Verizon donates $1 million towards female gaming scholarships to five historically black colleges, including Morgan State University.


Courtesy of Instagram

Nicki Palmer, chief product development officer at Verizon, and Diego Scotti, the executive vice president and chief marketing officer at Verizon, announced the $1 million donation to five historically black colleges and universities.

Kendra Pugh, Assistant Sports Editor

At Monday’s virtual Electronic Entertainment Expo (E3) 2021 conference, Verizon announced their company is donating $1 million among five historically black colleges’ esports programs as part of the Verizon Game Forward Scholarship.

The $1 million donation is being distributed to Morgan State University, Delaware State University, Dillard University, Howard University and Texas Southern University.

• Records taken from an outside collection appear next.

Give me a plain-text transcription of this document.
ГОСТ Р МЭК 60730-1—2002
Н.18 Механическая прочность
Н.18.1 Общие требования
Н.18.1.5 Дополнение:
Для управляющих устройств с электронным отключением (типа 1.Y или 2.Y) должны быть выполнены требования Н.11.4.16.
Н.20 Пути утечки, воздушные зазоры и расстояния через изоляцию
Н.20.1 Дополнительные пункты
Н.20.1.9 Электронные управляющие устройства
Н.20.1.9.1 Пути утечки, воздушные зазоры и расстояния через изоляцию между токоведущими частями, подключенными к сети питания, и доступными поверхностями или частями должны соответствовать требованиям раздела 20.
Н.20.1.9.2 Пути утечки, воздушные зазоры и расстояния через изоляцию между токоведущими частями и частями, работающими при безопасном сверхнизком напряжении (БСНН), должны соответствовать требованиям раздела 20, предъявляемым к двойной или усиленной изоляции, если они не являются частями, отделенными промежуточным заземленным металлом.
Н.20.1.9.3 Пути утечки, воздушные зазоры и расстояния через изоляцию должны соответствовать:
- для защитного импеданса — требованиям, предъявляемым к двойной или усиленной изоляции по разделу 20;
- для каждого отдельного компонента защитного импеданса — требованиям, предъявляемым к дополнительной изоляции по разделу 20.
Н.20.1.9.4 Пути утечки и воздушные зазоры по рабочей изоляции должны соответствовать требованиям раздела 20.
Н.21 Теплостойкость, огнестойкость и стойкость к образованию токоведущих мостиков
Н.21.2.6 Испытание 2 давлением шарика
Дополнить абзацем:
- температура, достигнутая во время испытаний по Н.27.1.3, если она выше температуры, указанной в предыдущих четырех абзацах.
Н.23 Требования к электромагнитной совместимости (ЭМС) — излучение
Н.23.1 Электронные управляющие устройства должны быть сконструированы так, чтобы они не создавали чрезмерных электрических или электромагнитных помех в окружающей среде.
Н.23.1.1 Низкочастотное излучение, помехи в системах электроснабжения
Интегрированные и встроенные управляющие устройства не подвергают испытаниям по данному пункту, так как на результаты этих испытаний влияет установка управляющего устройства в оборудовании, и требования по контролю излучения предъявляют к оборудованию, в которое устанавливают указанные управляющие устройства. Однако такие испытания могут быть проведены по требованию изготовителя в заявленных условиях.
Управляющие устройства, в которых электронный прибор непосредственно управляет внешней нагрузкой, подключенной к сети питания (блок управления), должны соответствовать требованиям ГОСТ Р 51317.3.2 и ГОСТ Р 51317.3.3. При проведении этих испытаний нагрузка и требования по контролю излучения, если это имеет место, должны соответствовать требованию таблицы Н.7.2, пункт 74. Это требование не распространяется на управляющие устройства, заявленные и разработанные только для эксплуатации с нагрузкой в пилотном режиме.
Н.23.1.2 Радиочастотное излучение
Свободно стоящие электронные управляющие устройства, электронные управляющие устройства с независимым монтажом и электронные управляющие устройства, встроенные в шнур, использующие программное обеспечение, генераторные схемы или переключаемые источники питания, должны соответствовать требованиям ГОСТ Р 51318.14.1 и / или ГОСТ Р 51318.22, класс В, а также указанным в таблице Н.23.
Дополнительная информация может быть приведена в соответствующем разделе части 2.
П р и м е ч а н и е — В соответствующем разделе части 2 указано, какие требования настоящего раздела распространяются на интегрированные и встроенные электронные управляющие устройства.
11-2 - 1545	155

“This fall, Verizon will partner with five historically Black colleges and universities to provide scholarships to five female students at each school who are active gamers and also pursuing degrees in fields that are tied to gaming development,” said Nicki Palmer, chief product development officer at Verizon.

According to a statement from Verizon, the 25 scholarship recipients will also be guaranteed internships at top tech and gaming companies, including Verizon and its partners, in an effort to increase the pipeline of female talent into STEM careers. 

The Game Forward Scholarship is an expansion of the Future Fund, a $5 million commitment by Verizon to support new and emerging female talent across entertainment and technology which was launched in February 2020.

Morgan’s esports coach Tarrin Morgan is excited about what the donation will offer to potential Morgan esports players, especially those who are female. 

“Women only make up 20 percent of the gaming world,” Morgan said. “Hopefully this program at Morgan will increase the number of women.”

 Morgan believes that the partnership with Verizon will open the door for job opportunities and internships in the future.

Like Morgan, BerNadette Lawson-Williams, the advisor of the esports and gaming management program at Johnson C. Smith University, believes that funding is important to get more women involved in the esports industry. 

“Funding is important in encouraging women to join STEM and esports,” Lawson-Williams said. “However, in order to make an impact, funding must be used to support the development. There needs to be educational programs to ensure career success for women.”

Verizon’s donation will also include an esports lab that Morgan gamers will be able to use to enhance their skills. Arte Warren, a senior art major in Morgan’s esports program, is hopeful thatVerizon’s donation will help him improve as a gamer.

“I’m excited about the donation of the lab which will help me develop my skills more on the PC,” he said.